50-60% is generally considered a bit too low for Royals now as well. Mine is kept at 70%+ and many keepers agree that 65% is a good baseline minimum with drops to as low as 55% being acceptable in line with their natural range. Much of their native range sits well into the 70-80% range for the majority of the year.


----------



## murrindindi (Feb 19, 2009)

To the OP: Hi, the reason you cannot stabilise the humidity is because of the screen top, I agree with the member advising you cover that as completely as possible, kitchen foil will work for now.
It should also be mentioned that a CHE will dry the air out to a greater degree.


----------



## Malum Argenteum (5 mo ago)

Covering the top screen enough that RH is maintained is the simplest fix for now. A piece of glass (tempered is safest) could be used to cover the side of the top with the fluorescent light (unless it is UVB, then you'll have to leave screen for the UV to penetrate, or not provide UV). That may help enough; if not then some more serious DIY might have to be done on the CHE side (a sheet of aluminum with a hole for the CHE would work, though engineering that might be tough). 

A substrate like coco chips ('Repti Chip') will hold and release water better than what you have now. Whatever you use, keep in mind that water will evaporate faster from warmer surfaces; use that knowledge to fine tune your misting.

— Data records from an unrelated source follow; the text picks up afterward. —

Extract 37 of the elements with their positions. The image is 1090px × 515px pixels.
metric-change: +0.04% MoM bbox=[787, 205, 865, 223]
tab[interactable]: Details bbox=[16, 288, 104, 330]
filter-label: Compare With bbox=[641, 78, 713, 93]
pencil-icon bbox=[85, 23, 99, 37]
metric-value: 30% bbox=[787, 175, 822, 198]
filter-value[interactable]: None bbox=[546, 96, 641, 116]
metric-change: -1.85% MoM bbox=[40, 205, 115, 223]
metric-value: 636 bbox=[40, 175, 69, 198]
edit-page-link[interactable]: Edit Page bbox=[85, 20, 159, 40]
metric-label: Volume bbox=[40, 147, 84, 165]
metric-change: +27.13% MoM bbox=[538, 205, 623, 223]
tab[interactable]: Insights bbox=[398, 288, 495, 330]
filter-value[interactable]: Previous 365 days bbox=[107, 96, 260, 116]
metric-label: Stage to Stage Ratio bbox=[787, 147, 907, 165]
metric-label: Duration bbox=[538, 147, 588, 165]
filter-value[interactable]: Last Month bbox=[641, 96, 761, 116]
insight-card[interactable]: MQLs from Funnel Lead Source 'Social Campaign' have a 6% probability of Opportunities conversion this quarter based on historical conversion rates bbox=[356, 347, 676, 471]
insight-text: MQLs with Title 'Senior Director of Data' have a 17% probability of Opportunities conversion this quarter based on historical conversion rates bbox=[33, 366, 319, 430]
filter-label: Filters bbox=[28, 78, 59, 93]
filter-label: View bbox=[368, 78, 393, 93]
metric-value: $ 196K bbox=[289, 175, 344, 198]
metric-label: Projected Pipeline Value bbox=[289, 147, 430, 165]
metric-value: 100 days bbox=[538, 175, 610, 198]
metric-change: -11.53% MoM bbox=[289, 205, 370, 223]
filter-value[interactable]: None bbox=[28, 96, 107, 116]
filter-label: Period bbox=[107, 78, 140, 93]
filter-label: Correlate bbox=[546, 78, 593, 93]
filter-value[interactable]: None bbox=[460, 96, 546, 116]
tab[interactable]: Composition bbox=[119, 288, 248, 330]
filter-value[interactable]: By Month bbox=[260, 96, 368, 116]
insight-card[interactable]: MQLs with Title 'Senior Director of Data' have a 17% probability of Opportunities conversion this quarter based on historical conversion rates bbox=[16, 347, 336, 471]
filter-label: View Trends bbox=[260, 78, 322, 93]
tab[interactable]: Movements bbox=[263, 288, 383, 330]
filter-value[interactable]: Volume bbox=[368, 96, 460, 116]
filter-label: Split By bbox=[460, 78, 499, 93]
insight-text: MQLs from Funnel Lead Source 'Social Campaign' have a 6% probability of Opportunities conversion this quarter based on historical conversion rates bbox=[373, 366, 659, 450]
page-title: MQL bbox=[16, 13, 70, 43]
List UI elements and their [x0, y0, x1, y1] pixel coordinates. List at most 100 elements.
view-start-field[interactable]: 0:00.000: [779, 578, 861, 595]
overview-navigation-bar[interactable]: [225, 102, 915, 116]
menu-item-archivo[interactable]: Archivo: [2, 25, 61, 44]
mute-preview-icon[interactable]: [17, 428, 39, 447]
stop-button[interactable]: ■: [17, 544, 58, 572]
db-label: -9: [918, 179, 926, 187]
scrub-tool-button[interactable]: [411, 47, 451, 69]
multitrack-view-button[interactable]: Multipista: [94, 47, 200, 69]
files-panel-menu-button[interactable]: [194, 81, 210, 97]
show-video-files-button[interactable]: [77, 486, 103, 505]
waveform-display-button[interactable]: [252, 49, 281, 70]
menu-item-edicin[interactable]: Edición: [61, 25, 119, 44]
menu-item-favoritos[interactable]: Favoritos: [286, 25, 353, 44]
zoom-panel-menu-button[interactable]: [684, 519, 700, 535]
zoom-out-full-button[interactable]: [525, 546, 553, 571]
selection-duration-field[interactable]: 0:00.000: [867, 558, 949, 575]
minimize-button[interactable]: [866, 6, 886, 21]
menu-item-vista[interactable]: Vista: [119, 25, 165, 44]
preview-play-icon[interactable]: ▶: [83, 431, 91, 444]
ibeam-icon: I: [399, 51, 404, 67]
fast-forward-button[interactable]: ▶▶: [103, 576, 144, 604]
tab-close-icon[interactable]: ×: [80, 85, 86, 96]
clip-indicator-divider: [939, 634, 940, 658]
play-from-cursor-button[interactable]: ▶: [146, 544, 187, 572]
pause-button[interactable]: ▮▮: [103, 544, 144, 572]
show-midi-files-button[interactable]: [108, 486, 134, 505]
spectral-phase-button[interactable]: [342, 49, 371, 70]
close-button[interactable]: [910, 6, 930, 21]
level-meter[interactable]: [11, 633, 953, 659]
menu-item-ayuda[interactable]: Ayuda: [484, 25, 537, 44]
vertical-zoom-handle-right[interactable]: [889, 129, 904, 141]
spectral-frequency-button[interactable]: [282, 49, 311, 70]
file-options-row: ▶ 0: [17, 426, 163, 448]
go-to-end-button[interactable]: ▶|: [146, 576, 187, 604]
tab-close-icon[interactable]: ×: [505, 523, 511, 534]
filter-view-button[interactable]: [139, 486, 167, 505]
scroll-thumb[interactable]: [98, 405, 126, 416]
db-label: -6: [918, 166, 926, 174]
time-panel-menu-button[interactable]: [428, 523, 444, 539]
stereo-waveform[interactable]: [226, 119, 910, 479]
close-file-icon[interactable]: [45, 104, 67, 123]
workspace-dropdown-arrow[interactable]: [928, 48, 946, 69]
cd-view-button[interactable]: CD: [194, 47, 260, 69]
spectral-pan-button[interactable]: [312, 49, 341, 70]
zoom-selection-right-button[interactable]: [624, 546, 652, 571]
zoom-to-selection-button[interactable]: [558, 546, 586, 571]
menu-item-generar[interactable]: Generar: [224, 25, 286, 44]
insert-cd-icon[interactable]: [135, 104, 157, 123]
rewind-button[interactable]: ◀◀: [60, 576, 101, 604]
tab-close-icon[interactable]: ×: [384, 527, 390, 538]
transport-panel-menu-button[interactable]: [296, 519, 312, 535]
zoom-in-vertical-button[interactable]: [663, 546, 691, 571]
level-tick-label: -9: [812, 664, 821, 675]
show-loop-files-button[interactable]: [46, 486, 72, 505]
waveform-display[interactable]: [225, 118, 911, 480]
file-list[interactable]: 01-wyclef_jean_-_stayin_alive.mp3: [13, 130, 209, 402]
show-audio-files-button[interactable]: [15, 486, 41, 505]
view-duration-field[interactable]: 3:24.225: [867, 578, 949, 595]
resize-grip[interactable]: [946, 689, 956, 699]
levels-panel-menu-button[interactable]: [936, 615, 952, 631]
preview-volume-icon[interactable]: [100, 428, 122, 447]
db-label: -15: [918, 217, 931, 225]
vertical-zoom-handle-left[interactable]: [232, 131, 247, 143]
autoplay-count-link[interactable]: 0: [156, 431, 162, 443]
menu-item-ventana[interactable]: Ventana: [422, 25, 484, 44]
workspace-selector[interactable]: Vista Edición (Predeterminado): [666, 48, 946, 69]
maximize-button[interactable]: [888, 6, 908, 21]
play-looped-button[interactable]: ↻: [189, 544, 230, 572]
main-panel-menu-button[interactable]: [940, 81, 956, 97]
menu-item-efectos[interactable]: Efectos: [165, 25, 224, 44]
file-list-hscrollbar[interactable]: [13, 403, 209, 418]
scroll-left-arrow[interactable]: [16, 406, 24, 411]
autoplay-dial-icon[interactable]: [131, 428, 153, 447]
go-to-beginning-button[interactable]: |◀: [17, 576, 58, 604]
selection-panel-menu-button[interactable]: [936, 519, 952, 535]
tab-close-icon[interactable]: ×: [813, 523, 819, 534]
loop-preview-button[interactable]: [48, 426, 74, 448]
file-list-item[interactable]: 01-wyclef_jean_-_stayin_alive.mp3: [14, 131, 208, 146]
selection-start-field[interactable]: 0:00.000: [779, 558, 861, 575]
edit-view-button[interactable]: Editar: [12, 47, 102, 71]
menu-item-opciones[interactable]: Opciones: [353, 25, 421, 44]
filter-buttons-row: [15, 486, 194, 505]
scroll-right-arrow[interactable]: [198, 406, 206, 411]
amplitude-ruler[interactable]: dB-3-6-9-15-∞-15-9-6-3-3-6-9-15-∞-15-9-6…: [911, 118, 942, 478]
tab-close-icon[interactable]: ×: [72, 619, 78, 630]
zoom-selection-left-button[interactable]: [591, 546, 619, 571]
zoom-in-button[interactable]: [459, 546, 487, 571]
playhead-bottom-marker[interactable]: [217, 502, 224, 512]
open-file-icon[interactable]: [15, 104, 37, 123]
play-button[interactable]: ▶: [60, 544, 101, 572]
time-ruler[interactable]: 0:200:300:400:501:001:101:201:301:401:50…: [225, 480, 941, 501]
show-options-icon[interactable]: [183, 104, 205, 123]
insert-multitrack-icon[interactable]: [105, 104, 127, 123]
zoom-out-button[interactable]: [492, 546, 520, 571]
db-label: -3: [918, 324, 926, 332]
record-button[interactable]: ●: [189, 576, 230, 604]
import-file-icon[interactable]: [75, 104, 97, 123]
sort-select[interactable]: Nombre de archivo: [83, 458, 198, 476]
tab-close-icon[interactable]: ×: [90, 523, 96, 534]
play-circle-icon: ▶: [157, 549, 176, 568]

For the snake's permanent adult enclosure, consider a PVC enclosure. They're far better than glass for a snake like a royal.


----------



## juulwhyu (11 mo ago)

Thanks for the replies. I'll try covering the mesh and see how that goes. Once she grows out a bit more I'll try a different enclosure. Also, I'm in the Northwest where it's cold and rains everyday, I just have central heating going 24/7 which I've heard takes some humidity out of the air.


----------



## Malum Argenteum (5 mo ago)

juulwhyu said:


> I just have central heating going 24/7 which I've heard takes some humidity out of the air.


Raising the temperature of air while doing nothing to the actual water content of that air (e.g. not running a compressor dehumidifier) lowers the *relative* humidity -- the humidity is relative to the temperature of the air. Also, the draw of combustion air to a heating appliance (old, non-sealed-combustion ones) can draw outside air into the building's envelope; inn some climates, this outside air has very little water in it, and so this replacement of moister inside air with drier outside air will serve to lower the RH of the inside air. 

But no heating source actually takes humidity out of the air. Minor, and possibly pedantic-looking, point -- but it helps to know what's actually going on when troubleshooting RH. Hope it helps.


----------



## Elly66 (Feb 27, 2021)

I'd also suggest setting up a wet moss box towards the warm end of the tank. 
I spray water onto logs, stones and artificial plants daily, rather than on the substrate (twice a day during shed). Don't use cold water, let it stand in air temp. I always keep a full spray bottle at hand near my viv. My water bowl is a large, ceramic dog bowl, which also helps. 

When you get a bigger "home" for your Royal, get a proper vivarium - if wood, make sure it's protected with melamine or similar. I wouldn't have anything smaller than 3ft x 2ft x 2ft.


----------